Carolyn Bryant Donham has never spoken publicly since she testified in the murder trial of her then-husband, Roy Bryant, and his half brother, J.W. Milam, who were acquitted less than a month after they kidnapped, tortured, beat and executed the teen.

After their acquittal, both Bryant and Milam boasted about what they had done to Till, saying they had no choice but to kill him for behaving in such an obscene way toward Bryant’s wife.

But Donham told author Timothy Tyson that she’d made up some of the claims that led to Till’s death. The interview was conducted in 2007, after she approached Tyson about helping to write her memoirs.

Donham, who was 21 at the time of Till’s murder, spent about one minute alone with the 14-year-old who was visiting relatives in Mississippi. At the time, she was working in the store she owned with her husband.
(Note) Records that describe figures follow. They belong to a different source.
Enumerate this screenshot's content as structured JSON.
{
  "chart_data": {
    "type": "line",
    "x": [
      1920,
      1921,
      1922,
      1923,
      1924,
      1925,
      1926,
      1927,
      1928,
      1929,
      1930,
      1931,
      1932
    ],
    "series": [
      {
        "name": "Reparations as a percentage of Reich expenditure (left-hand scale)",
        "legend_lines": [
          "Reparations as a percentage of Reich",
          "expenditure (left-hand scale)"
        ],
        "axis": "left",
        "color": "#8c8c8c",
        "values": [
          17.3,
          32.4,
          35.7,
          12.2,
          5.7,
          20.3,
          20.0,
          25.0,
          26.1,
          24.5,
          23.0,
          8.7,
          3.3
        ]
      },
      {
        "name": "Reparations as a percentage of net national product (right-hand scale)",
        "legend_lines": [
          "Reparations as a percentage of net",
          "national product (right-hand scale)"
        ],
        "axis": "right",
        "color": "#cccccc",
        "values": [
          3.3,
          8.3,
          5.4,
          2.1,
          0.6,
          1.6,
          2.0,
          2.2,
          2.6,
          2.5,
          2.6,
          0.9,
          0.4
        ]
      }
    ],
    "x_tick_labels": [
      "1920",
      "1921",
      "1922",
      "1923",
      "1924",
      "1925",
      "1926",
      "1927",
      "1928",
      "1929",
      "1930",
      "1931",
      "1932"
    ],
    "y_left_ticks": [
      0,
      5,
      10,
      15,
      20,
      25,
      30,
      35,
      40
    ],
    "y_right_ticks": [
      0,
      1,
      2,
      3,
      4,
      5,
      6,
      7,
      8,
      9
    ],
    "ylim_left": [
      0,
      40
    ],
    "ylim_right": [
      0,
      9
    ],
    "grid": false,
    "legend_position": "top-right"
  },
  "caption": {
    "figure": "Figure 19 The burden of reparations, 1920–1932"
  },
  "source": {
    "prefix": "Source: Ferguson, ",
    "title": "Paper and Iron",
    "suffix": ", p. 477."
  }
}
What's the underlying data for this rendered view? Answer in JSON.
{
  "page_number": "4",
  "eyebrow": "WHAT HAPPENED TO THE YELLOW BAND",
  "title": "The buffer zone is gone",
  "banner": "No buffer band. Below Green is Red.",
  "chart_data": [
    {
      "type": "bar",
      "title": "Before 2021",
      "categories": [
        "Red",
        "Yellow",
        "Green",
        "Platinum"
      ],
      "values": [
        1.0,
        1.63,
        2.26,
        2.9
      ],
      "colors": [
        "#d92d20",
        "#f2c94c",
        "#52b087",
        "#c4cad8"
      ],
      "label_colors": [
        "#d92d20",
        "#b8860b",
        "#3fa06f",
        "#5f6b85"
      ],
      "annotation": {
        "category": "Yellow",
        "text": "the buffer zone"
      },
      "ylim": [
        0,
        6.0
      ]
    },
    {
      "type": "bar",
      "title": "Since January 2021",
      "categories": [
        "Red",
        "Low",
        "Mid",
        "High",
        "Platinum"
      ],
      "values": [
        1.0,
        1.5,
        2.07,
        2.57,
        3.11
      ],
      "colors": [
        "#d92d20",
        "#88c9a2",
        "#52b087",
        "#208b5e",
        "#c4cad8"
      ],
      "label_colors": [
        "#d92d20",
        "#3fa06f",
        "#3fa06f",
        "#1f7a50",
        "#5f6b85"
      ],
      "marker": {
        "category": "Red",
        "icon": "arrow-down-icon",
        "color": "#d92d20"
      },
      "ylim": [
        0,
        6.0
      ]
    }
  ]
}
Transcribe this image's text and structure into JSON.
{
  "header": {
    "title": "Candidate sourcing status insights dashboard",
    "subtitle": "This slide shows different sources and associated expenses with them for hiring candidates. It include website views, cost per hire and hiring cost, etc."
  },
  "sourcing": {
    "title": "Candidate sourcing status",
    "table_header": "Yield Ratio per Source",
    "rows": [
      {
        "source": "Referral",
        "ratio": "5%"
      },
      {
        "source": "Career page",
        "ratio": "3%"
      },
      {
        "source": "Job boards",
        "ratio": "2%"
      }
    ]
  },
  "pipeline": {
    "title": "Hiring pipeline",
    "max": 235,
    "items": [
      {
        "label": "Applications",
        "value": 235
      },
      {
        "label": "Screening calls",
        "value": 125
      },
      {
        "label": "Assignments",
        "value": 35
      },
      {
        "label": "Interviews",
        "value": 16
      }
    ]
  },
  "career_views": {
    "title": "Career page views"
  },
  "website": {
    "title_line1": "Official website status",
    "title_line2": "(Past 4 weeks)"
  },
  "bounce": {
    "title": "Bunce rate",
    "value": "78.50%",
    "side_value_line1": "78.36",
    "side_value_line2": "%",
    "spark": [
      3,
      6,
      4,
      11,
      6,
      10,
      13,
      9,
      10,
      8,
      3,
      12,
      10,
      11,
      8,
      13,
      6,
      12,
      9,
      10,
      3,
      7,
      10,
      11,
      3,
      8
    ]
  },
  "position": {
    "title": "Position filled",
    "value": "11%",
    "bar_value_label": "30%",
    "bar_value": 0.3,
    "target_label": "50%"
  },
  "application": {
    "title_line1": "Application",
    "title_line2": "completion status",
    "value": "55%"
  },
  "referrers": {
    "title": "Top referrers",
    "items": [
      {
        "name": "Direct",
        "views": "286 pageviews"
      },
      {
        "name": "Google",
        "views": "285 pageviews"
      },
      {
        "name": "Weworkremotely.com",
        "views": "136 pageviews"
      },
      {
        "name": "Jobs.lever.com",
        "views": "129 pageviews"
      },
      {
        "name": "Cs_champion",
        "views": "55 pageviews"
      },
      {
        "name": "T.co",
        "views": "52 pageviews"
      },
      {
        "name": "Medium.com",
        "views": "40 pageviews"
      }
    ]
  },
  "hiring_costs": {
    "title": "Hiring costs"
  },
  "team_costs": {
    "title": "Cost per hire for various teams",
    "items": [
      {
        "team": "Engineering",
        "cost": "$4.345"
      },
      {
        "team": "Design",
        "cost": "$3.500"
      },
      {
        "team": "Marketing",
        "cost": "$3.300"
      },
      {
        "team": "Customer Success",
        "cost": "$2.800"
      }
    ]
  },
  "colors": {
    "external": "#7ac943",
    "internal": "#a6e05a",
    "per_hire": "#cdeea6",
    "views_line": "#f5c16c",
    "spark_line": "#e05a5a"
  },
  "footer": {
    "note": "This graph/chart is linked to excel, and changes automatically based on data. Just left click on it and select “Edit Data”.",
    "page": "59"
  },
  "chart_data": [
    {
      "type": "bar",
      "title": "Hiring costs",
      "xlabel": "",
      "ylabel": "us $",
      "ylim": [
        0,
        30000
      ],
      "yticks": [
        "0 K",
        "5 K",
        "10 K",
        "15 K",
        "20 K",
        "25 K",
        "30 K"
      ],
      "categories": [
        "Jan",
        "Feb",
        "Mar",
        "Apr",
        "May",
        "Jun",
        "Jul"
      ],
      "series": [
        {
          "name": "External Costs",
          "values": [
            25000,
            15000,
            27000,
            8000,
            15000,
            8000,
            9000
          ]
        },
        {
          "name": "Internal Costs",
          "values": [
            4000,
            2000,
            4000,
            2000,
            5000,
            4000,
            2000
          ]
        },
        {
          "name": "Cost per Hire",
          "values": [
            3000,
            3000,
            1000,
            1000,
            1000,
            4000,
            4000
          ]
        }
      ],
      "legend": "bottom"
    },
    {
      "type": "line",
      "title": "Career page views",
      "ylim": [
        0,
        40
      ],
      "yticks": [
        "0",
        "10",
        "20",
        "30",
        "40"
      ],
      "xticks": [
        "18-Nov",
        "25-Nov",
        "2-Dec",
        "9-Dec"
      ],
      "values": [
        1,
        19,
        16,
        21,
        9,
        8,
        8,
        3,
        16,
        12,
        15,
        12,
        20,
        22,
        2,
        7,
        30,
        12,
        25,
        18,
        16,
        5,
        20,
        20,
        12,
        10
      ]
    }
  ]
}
Till, affectionately known as “Bo,” reportedly bragged to his cousin and some other boys that he had a White girlfriend back home, and the boys dared him to speak to Donham, who was working behind the counter.

Till’s 12-year-old cousin briefly went inside of the store but left Till alone with Donham, who claimed he grabbed her and made lewd comments.

“That part’s not true,” Donham told Tyson, who spoke with her for his new book, The Blood of Emmett Till. 

She also claimed Till whistled at her, but Tyson notes that might not have been intentional because the teen had a lisp. Donham said she couldn’t remember anything else from the brief encounter.

“Nothing that boy did could ever justify what happened to him,” Donham said.